Scientists calling for more openness about the committee’s work explained their reasoning to NSABB: to make sure committee members are “conflict-free” and “have the right skill set,” and so the public will understand why the work was approved, said Thomas Inglesby, director of the Center for Health Security at the Johns Hopkins University Bloomberg School of Public Health. Inglesby would also like risk reviews to undergo a public comment period before final approval of a project.

Disclosing details of the proposed research would go against federal rules requiring that unfunded proposals be kept confidential to protect propriety information such as intellectual property and trade secrets, noted Carrie Wolinetz, NIH associate director for science policy. But another EPPP opponent argued that standards should be different for such potentially risky research. “It seems perfectly reasonable to say that … if you want to do this kind of science, you sacrifice something” because “there are people 3000 miles away” who might be affected if a pathogen escaped, said Harvard University epidemiologist Marc Lipsitch.

Some NSABB members worried, however, that adding more steps to the review process could slow urgent research. Mark Denison of Vanderbilt University asked what would happen if a researcher wanted to adapt the coronavirus behind the current outbreak in Wuhan, China, to infect mice so that the animals could be used as models to study the virus. That work might be considered EPPP research. Wolinetz noted that such studies could be exempted from full review for public health reasons.

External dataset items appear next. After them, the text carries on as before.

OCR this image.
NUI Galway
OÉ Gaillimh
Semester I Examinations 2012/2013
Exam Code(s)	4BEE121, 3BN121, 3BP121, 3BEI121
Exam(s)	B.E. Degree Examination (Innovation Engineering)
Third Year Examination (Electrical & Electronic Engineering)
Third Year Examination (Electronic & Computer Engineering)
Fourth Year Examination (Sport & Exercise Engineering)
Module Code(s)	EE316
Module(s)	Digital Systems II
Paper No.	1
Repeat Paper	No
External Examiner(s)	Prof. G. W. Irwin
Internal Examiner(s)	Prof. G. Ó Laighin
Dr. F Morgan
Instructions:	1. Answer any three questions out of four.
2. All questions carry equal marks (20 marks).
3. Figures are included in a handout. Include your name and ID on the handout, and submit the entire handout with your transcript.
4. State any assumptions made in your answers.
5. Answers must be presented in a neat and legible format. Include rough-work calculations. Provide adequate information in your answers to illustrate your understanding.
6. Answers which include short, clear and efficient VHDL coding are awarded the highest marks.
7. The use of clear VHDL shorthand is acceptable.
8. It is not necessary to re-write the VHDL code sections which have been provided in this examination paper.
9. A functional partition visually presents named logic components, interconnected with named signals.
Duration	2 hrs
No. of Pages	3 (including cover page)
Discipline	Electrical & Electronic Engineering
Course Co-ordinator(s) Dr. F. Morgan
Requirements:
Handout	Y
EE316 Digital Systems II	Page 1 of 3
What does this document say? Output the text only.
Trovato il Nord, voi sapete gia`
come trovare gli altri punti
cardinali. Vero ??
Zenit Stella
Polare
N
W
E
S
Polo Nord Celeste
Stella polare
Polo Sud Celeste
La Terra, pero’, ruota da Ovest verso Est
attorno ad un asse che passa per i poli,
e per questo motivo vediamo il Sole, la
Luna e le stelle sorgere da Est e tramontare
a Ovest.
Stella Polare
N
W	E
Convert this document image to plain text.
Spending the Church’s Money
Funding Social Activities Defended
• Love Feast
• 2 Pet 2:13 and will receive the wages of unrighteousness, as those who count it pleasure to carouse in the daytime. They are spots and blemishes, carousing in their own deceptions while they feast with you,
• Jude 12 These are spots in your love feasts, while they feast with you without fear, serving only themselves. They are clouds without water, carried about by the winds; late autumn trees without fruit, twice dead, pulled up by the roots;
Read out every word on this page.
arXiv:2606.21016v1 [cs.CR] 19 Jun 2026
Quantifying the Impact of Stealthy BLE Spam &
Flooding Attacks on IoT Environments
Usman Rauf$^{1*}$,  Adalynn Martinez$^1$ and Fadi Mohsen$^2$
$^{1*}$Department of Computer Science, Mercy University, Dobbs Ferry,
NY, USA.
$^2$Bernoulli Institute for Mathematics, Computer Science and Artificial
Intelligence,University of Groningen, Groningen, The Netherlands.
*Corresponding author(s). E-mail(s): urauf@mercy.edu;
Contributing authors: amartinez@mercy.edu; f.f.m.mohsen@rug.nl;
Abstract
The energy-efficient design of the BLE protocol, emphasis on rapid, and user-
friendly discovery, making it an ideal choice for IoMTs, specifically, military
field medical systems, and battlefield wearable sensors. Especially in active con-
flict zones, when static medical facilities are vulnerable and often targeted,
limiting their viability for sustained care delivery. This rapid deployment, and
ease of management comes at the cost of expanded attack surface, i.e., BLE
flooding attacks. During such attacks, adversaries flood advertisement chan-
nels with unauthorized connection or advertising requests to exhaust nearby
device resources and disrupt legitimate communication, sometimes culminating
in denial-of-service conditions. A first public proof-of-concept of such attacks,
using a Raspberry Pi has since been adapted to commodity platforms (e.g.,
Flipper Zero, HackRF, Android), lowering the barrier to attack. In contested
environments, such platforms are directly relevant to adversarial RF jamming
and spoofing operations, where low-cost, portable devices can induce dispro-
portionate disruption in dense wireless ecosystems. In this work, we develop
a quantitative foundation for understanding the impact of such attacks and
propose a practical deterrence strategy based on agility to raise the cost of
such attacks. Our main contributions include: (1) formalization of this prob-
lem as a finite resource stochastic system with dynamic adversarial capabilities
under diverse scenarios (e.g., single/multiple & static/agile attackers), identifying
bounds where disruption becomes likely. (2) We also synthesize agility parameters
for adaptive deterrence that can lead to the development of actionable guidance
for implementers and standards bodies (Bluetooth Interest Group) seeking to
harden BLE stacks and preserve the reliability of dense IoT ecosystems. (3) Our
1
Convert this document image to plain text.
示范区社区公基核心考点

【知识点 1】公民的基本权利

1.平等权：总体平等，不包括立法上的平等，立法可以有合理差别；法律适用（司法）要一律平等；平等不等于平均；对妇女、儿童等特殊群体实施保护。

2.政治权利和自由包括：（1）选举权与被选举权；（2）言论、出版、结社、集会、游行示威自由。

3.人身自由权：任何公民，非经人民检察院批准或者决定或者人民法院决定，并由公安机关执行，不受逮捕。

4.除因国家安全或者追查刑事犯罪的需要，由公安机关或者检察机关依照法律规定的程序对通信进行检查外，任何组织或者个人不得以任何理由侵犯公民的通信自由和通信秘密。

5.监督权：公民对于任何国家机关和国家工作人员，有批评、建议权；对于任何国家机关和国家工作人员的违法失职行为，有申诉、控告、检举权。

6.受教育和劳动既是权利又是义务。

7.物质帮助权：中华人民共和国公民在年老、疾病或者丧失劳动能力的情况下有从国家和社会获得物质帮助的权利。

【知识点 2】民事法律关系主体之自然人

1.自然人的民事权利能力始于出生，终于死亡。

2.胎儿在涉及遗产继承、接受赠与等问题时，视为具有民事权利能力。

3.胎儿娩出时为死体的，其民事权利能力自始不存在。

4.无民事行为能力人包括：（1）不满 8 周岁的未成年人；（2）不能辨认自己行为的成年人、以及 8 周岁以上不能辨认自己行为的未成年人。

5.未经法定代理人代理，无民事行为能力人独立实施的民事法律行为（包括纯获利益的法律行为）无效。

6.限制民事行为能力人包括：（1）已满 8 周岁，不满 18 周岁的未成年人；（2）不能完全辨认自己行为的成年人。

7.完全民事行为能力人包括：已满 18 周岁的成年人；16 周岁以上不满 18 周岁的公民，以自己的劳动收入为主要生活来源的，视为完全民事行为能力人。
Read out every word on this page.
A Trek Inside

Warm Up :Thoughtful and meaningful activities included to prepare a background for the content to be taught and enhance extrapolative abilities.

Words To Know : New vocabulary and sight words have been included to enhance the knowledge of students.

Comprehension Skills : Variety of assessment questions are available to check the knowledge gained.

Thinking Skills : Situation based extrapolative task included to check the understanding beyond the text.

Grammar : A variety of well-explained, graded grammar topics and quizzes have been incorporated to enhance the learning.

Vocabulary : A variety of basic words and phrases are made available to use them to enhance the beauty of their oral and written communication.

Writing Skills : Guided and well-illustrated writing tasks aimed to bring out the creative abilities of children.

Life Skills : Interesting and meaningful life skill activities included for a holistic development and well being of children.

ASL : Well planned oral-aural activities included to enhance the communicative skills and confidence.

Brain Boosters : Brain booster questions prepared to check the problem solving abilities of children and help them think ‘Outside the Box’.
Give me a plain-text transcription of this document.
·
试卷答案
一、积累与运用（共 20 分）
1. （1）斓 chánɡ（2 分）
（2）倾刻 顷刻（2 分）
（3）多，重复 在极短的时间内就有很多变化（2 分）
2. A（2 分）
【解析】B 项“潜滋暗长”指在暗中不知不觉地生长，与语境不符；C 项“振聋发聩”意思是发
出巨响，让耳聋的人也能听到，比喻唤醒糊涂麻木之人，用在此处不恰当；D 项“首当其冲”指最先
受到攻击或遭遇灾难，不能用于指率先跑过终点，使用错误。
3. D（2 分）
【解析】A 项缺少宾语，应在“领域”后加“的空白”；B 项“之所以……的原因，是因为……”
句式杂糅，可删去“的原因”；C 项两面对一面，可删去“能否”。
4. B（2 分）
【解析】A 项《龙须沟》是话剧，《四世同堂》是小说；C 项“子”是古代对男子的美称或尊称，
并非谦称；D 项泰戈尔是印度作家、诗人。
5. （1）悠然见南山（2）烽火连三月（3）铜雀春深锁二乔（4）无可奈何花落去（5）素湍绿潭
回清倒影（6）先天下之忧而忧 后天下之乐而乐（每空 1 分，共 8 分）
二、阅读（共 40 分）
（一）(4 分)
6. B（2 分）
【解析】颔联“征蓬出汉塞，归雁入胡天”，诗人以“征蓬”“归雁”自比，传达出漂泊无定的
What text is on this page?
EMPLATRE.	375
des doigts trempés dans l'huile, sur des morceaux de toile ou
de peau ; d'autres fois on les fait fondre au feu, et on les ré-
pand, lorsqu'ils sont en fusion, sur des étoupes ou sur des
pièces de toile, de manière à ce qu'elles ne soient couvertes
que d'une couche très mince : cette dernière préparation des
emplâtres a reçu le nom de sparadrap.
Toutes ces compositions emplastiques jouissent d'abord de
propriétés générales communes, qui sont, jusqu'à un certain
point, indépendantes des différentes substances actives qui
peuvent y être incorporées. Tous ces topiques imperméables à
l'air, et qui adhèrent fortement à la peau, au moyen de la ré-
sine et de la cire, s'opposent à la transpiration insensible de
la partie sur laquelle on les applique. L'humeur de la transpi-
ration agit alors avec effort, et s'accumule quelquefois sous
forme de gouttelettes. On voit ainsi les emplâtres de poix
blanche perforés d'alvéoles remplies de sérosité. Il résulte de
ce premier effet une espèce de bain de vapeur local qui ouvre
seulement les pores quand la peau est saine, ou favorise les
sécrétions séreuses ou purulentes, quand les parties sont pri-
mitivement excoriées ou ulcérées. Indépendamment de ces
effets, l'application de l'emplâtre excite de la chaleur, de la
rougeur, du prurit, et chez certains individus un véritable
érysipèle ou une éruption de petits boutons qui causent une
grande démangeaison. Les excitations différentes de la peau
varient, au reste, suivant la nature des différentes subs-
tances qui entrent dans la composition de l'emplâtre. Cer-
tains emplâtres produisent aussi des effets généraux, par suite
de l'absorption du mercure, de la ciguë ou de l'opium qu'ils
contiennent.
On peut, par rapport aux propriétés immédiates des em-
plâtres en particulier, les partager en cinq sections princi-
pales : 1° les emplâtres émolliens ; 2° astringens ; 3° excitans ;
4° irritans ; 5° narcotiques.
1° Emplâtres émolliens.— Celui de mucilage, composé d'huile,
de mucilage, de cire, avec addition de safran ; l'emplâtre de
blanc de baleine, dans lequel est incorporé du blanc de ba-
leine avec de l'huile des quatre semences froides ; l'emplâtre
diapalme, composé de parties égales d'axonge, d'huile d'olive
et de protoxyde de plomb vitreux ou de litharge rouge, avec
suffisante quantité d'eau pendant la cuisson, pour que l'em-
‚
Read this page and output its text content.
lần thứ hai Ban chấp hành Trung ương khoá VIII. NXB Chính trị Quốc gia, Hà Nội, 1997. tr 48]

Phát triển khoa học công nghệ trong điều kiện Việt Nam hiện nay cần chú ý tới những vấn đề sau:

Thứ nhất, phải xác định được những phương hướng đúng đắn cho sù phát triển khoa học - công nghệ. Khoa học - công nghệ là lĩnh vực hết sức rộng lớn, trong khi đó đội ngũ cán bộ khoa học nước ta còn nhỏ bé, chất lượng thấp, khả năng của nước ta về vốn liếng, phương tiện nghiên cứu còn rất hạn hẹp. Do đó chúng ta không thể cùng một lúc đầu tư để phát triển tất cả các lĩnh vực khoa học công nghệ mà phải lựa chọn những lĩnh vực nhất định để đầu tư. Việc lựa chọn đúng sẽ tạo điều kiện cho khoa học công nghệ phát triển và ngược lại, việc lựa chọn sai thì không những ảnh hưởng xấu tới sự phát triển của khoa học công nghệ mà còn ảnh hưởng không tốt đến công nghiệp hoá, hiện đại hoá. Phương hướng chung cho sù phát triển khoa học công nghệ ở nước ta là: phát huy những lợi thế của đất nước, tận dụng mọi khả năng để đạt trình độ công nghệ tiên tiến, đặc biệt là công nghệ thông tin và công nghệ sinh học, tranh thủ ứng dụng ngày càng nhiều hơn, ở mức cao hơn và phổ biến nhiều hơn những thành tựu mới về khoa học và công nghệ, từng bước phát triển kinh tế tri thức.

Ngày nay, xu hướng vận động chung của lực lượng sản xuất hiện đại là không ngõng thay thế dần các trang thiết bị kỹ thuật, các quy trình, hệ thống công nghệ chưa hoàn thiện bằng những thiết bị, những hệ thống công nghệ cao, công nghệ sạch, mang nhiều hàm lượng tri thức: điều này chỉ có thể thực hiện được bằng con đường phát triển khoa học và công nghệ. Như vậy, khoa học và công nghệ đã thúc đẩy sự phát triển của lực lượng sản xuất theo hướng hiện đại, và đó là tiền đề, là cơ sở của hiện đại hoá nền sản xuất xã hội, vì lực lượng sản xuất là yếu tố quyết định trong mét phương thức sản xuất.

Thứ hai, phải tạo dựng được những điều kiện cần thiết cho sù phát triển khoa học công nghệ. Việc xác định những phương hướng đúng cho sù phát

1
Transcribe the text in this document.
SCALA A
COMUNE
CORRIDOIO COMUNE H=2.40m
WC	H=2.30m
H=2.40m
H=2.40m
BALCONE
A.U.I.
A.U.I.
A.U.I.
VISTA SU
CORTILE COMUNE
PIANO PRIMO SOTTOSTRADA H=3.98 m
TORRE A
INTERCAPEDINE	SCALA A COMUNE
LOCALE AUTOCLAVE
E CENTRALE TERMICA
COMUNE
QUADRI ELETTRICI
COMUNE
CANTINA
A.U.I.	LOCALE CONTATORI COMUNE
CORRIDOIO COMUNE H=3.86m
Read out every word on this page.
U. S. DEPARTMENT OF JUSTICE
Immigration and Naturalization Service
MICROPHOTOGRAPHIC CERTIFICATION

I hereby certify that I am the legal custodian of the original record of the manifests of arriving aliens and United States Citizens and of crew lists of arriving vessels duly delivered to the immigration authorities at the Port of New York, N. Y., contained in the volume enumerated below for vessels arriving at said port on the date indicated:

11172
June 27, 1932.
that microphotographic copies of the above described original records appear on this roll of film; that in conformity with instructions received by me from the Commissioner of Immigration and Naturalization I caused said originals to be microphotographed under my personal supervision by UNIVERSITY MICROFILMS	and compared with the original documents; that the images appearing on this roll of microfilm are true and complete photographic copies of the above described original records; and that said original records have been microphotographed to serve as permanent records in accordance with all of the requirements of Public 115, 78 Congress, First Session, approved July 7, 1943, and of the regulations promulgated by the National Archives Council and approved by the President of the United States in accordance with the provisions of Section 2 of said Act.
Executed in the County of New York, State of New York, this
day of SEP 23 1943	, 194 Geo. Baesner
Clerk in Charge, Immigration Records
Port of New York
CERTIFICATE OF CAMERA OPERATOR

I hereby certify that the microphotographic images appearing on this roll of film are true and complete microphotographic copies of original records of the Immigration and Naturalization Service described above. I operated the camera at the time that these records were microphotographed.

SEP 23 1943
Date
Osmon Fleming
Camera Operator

NIH is asking NSABB to develop recommendations on balancing security and transparency about the EPPP research reviews by early summer. NIH is also requesting a review of how the EPPP policy fits into other regulations governing dual use research of concern, or research that could be used to cause harm, by spring 2021. 

Wolintez told Science that some disclosure of risk reviews “might make sense” to reassure the public that the committee took its work “very seriously.” But, “If the purpose is to give the public some ability to jump in and say, ‘This wasn’t rigorous enough, stop the presses,’ I suspect that is more problematic.”